If you decide to install a canopy in front of your building, you’d better have a high tolerance for red tape. That’s because all canopies must win approval of the Department of Buildings (DOB) and the much slower Department of Transportation (DOT), which is involved because there’s a miniscule chance that your canopy’s supporting struts might impede foot traffic.
“With DOB, you can file things two different ways,” says Chris Henry, co-owner of Green Light Expediting, one of many companies that buildings hire to deal with the city’s notoriously tangled bureaucracy. One is having your architect or engineer file an application with the DOB office in your borough. A DOB examiner reviews the plans “to make sure the canopy’s properly attached to the building – wind-resistant and stable – and that you test it for asbestos,” Henry says.
The other way is to have your professional use the city’s Professional Certification Program, which allows architects and engineers to certify that the plans being filed comply with all applicable laws. “That saves time by taking the DOB examiner out of the equation,” says Henry. “The problem is, your plans can be audited at any point and if there are any issues – if they say, ‘Oh, you read the code wrong, you can’t it build it there’ – then you have to tear [the canopy] down. That’s why some folks don’t like to professionally certify.”
If you go the examiner route, he says, it takes DOB “four or five weeks to do the initial review and come back with any comments. If they do, then you have to schedule an appointment with the plan examiner and show the revised plans. Jobs can be started only after the plan [has been] approved.”
You’ll also need DOB approval before you can get DOT’s approval, which is known as “revocable consent,” since it can be revoked if, say, a new bus stop is being installed within 15 feet of your canopy. The process starts with your professional submitting a “Permittee Registration Application” with a number of standard documents, and then waiting for that to be approved.
Once you have your permittee number, your professional fills out DOT’s application for roadway and sidewalk permits. Along with the application and architectural plans, you’ll need to show proof of a commercial general liability insurance policy, among other things. The fee for a canopy permit is $50 annually. You can also apply in person at the DOT Permit Office in your borough. Manhattan applicants must submit applications in person at the Highway Inspection Quality Assurance Unit at 55 Water Street.

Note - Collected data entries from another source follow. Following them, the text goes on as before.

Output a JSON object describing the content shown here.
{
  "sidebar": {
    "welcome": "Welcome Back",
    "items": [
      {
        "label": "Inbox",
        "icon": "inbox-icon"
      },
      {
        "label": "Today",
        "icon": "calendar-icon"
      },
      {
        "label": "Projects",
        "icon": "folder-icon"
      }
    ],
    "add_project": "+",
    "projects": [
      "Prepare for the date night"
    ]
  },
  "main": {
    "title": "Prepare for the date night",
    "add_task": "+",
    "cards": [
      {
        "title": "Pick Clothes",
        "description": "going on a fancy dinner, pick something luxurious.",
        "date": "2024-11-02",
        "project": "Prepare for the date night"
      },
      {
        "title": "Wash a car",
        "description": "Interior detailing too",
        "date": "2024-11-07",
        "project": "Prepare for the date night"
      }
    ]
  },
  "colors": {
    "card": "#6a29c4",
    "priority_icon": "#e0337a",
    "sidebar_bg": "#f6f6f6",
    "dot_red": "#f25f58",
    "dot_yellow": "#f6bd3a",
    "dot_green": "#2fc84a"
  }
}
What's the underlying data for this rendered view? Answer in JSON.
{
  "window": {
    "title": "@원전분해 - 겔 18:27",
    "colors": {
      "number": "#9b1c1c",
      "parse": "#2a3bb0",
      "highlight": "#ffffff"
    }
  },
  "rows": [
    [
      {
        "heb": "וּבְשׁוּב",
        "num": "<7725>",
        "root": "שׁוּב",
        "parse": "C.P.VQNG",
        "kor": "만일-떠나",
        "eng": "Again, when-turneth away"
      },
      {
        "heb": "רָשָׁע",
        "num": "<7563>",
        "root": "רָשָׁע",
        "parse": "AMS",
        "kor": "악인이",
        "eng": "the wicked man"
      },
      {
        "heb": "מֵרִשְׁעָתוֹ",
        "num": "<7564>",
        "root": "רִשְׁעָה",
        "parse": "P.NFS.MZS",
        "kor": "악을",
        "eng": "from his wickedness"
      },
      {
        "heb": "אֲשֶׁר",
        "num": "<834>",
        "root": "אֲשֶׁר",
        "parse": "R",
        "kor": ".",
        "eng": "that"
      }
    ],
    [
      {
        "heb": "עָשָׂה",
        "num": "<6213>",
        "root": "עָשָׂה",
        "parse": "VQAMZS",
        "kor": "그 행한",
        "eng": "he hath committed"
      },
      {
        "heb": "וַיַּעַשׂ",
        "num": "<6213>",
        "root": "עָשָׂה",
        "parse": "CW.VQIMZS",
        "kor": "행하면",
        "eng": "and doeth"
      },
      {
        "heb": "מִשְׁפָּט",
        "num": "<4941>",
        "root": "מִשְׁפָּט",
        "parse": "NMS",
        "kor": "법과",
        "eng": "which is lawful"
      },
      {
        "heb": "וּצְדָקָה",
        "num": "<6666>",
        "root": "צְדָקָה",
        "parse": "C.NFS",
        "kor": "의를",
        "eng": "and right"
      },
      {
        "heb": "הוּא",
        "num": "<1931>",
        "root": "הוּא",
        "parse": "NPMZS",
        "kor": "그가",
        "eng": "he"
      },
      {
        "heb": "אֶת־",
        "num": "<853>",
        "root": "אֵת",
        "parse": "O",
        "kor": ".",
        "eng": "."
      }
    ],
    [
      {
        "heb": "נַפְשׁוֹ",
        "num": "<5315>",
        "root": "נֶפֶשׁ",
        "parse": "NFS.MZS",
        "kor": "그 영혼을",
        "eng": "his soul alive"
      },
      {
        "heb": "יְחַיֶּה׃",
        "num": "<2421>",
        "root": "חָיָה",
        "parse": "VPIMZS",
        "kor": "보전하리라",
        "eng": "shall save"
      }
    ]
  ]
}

Then comes the waiting. And the frustration. “We hired a designer and then he worked with an engineer to come up with a design the board thought was acceptable,” says Dan Gulick, the co-op board president at 111 Third Avenue. “As we finished the design process, we submitted for permits and that [process was like entering] a black hole.” DOT approval took more than eight months, as opposed to a few weeks for DOB approval.
Nor is eight months unusual. “Eight sounds about right,” says Henry, the expediter. “The last we heard from DOT they were saying four to six months, but they always undershoot.”
As we said at the top, if you’re thinking about installing a canopy in front of your building, you might want to think again.